Michigan Bell Ann Arbor Central Office
The Michigan Bell Ann Arbor Central Office, at 313 E. Washington St., Ann Arbor, Michigan was designed in 1923 by Wirt Rowland, the designer of all Michigan Bell structures from 1922 through 1930. When it was completed in 1925, it brought fully automatic direct dial service to Ann Arbor.
Michigan Bell grew tremendously during the 1920s, sparked by the tremendous growth of the automotive industry, the employees it brought to the area, and the needs of the growing population. The heavy and bulky switching equipment needed to support the explosion in the number of telephones and the miles of wire to connect them required large, open-spaced buildings called central offices, with strong floors capable of supporting double the weight of a standard building, and ceilings 11 to 14 feet in height rather than the standard 10 to 11 foot height. They had to be designed with the ability to grow taller with more floors as the expected need arose in the future. And since they were located within residential or neighborhood business areas, they had to look pleasing and fit in with surrounding architecture to gain public acceptance.

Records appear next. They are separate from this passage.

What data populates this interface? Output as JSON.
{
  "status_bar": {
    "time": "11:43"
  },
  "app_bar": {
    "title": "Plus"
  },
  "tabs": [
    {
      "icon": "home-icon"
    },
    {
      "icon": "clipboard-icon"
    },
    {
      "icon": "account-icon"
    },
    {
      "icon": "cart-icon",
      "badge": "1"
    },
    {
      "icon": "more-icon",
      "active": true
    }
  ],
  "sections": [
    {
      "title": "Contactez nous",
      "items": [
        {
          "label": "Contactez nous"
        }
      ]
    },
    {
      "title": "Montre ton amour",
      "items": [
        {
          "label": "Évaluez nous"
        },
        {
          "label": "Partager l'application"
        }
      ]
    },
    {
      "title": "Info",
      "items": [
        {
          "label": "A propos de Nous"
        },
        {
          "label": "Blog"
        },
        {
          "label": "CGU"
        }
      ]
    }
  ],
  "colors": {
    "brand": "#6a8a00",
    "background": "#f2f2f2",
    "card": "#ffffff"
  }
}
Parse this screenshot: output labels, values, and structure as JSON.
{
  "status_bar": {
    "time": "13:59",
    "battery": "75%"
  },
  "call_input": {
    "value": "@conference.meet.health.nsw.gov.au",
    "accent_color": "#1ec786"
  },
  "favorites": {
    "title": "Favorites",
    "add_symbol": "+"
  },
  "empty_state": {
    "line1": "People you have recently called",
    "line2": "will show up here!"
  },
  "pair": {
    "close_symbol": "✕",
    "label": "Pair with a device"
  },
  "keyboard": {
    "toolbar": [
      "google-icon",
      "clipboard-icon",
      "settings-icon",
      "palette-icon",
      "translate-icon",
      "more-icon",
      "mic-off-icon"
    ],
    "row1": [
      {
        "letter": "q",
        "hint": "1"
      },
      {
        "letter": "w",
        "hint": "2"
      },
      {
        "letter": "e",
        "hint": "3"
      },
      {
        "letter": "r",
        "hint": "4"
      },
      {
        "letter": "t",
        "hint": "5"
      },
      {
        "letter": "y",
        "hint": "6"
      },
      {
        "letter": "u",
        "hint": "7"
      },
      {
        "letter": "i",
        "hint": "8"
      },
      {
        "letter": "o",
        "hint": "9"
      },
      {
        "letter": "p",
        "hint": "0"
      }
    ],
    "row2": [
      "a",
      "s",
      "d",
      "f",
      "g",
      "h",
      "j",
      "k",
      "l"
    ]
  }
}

The Ann Arbor Central Office was originally built in 1925 as a two-story building made from steel-reinforced concrete, and faced with masonry that complemented other downtown buildings and many on the University of Michigan campus. Many of those buildings had arched windows, so Rowland followed suit. The building’s first- and second-floor windows were grouped within a simple Romanesque style arcade topped with terra-cotta arches echoing several of the more ornate buildings on nearby Main Street. The building is faced in red brick of varying shades, complementing many similar red brick structures on the University of Michigan campus. The pattern of the brickwork consists of an entire row of bricks showing their long edge, then an entire row of bricks displaying their short edge. I can attest to the fact that even today, this is one great-looking building!
Growth was such that in 1927, the building’s cornice was removed and a third floor was added, and later, a three-story wing was added to the building’s west side. Due to the unusually tall height of each floor, the building is actually closer in height to a 4-story building. In this building, the extra height is cleverly disguised by scaling up the building's features to make it seem to have normal proportions. When compared to a pedestrian walking along the building, though, its over-size becomes more apparent.